Selon les informations rapportées par Al Jazeera, le Pakistan a officiellement déclaré être en « guerre ouverte » avec le gouvernement taliban d’Afghanistan. Cette annonce fait suite à des explosions signalées à Kaboul et à la poursuite des combats dans plusieurs secteurs frontaliers. Les autorités pakistanaises ont confirmé avoir mené des attaques ciblant spécifiquement les provinces de Kandahar et de Paktika, situées en territoire afghan.
Du côté de Kaboul, le porte-parole des talibans, Zabihullah Mujahid, a affirmé que l’Afghanistan menait actuellement des « opérations offensives à grande échelle » contre l’armée pakistanaise le long de la ligne Durand, la frontière séparant les deux États.

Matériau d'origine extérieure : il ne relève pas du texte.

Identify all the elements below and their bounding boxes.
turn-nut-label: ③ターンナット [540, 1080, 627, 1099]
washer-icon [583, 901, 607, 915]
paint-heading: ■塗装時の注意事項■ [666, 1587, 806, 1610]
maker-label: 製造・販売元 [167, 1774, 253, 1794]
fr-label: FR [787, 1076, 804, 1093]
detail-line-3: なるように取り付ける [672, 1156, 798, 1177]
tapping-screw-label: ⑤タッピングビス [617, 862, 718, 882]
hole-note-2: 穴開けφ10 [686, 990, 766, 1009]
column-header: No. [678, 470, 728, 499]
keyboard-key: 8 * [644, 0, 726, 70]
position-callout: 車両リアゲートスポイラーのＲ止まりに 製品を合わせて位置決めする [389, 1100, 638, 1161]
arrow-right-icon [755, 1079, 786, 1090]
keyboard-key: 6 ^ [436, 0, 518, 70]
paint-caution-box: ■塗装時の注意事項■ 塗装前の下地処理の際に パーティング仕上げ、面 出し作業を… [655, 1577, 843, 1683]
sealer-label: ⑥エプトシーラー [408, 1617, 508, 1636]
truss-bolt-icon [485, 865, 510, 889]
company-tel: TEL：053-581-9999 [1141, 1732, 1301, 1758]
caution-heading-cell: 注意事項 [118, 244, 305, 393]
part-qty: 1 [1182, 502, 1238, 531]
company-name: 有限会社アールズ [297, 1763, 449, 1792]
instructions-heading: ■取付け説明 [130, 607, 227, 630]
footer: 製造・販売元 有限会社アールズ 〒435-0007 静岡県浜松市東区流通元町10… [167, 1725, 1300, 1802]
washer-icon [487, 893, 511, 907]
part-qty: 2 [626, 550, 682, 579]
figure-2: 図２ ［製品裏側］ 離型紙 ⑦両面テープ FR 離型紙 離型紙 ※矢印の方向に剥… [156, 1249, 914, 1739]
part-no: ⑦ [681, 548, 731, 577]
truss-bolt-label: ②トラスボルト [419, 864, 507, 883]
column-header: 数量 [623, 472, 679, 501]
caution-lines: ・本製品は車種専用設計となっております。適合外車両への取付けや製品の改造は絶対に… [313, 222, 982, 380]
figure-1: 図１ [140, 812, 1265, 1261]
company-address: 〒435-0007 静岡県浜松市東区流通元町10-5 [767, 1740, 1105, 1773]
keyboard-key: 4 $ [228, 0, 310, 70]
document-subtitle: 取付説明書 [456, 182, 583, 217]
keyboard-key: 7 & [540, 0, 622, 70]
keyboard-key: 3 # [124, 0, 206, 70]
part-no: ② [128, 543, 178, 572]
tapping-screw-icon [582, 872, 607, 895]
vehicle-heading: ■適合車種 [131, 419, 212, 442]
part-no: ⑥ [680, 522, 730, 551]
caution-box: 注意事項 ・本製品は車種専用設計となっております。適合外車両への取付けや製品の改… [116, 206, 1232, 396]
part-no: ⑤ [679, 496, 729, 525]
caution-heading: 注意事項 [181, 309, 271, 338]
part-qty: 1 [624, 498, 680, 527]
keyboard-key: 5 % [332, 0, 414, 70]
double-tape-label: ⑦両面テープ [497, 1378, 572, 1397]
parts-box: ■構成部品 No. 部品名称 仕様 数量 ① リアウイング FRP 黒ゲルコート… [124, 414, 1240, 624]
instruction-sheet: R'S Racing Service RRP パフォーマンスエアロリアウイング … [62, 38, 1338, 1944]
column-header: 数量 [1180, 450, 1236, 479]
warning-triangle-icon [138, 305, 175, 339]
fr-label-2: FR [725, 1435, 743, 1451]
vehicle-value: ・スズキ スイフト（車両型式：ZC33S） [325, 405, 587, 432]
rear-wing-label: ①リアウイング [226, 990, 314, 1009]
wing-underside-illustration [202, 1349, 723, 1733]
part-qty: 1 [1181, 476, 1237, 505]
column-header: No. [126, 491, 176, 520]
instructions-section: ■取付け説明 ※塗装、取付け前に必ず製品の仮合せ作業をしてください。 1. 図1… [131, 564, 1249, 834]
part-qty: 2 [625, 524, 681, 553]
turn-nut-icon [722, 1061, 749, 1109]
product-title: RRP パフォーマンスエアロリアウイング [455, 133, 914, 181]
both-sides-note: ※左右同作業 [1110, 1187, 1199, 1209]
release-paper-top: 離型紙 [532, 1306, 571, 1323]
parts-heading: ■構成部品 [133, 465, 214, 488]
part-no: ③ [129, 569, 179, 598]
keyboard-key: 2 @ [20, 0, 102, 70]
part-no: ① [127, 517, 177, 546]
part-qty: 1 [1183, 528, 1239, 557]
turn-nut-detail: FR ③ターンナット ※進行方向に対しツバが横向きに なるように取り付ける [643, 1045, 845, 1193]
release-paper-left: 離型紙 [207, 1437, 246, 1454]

Ces manœuvres sont présentées par le gouvernement afghan comme une riposte directe à une précédente série de frappes aériennes pakistanaises survenues plus tôt dans la semaine.
Pour justifier cette escalade, le ministre pakistanais de la Défense, Khawaja Asif, a pointé du doigt l’inefficacité des tentatives de résolution pacifique. Accusant les talibans d’alimenter le terrorisme et l’instabilité, il a souligné que son pays avait épuisé toutes les voies diplomatiques. « Notre patience a atteint ses limites. Maintenant, c’est la guerre ouverte. Il y aura désormais une action décisive », a-t-il déclaré. Face à cette offensive, l’ancien président afghan Hamid Karzai a appelé ses compatriotes à défendre leur territoire avec unité, tout en exhortant le Pakistan à revoir sa politique de voisinage.
Cette détérioration rapide de la situation a immédiatement fait réagir la communauté internationale. Le Secrétaire général des Nations Unies, Antonio Guterres, a exprimé sa vive préoccupation par l’intermédiaire de son porte-parole, exigeant des deux parties le respect strict du droit international humanitaire et la protection absolue des civils.
En parallèle, la Russie et l’Iran se sont positionnés pour tenter de désamorcer la crise. Le ministre iranien des Affaires étrangères, Abbas Araghchi, a proposé l’assistance de Téhéran pour faciliter un dialogue constructif entre Islamabad et Kaboul, rappelant l’importance de la retenue en cette période de Ramadan. Une offre de médiation diplomatique a également été formulée par Moscou, qui appelle à l’arrêt immédiat des attaques transfrontalières.